Sunset on the World Trade Center
Park Avenue and 34th Street
Manhattan
Natural History special issue
Part of City of Stars photo essay.
Rising a quarter of a mile into the sky, the World Trade Center’s twin towers were about five blocks tall.
I live four blocks from where they stood. I saw them ablaze. I saw them fall. All from my dining-room window, which, within ten seconds of each tower’s collapse, offered less than one inch of visibility while the opaque dust cloud of pulverized concrete rolled by. From that same window, blue sky now appears where the twin towers used to be.

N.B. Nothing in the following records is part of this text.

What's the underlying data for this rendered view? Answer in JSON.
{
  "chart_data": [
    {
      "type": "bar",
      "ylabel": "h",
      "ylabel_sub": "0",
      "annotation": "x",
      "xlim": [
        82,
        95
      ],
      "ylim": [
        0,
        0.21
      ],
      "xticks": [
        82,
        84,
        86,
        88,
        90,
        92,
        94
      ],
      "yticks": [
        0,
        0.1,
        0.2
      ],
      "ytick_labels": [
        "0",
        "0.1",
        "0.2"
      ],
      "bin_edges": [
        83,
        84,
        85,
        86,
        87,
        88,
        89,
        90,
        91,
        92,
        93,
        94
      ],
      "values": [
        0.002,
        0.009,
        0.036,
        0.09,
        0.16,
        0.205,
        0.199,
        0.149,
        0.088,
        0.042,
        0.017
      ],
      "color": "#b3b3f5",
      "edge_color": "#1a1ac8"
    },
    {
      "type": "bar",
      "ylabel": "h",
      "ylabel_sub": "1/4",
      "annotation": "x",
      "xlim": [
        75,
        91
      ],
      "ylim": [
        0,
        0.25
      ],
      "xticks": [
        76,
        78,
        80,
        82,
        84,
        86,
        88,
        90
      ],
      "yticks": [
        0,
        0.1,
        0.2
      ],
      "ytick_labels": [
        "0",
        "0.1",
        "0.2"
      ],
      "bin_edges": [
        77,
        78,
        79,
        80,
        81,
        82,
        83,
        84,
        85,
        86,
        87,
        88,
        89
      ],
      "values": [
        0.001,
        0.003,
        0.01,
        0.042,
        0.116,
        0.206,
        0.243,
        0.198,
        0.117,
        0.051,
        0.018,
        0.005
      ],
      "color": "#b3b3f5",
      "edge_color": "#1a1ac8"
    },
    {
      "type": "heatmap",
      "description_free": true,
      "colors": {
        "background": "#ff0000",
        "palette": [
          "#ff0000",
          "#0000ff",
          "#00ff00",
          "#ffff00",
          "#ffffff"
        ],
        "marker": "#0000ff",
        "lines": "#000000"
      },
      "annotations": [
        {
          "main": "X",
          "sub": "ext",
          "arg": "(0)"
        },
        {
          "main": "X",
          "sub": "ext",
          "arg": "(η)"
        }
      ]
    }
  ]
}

The World Trade Center was a veritable vertical universe. I think about it often. I think about the people who worked in the towers, the tourists who visited the observation deck, the diners at Windows on the World. I think of all those who lost their lives.
When I look hard for a peaceful way to remember the towers, I cannot help but think of them as observatories. On the top floor, you could type greetings into a computer that would transmit your message into space via the north tower’s radio antenna, for all eavesdropping extraterrestrials to decode. The towers were so tall that for someone on the observation deck, the horizon was forty-five miles away. This distance was far enough along Earth’s curved surface for the Sun to set two minutes later for the person on the observation deck than it did for someone on the ground floor. If you could have run up the stairs at one flight per second, you would literally have stopped the sunset. Alas, you’d eventually have run out of breath or run out of floors. In either case, at that moment you’d lose the Sun for the night, as it set gently below your horizon.
New York City’s twin towers have lost the Sun forever. But I take comfort in knowing that the Sun will rise again each day, as it has done a trillion times before.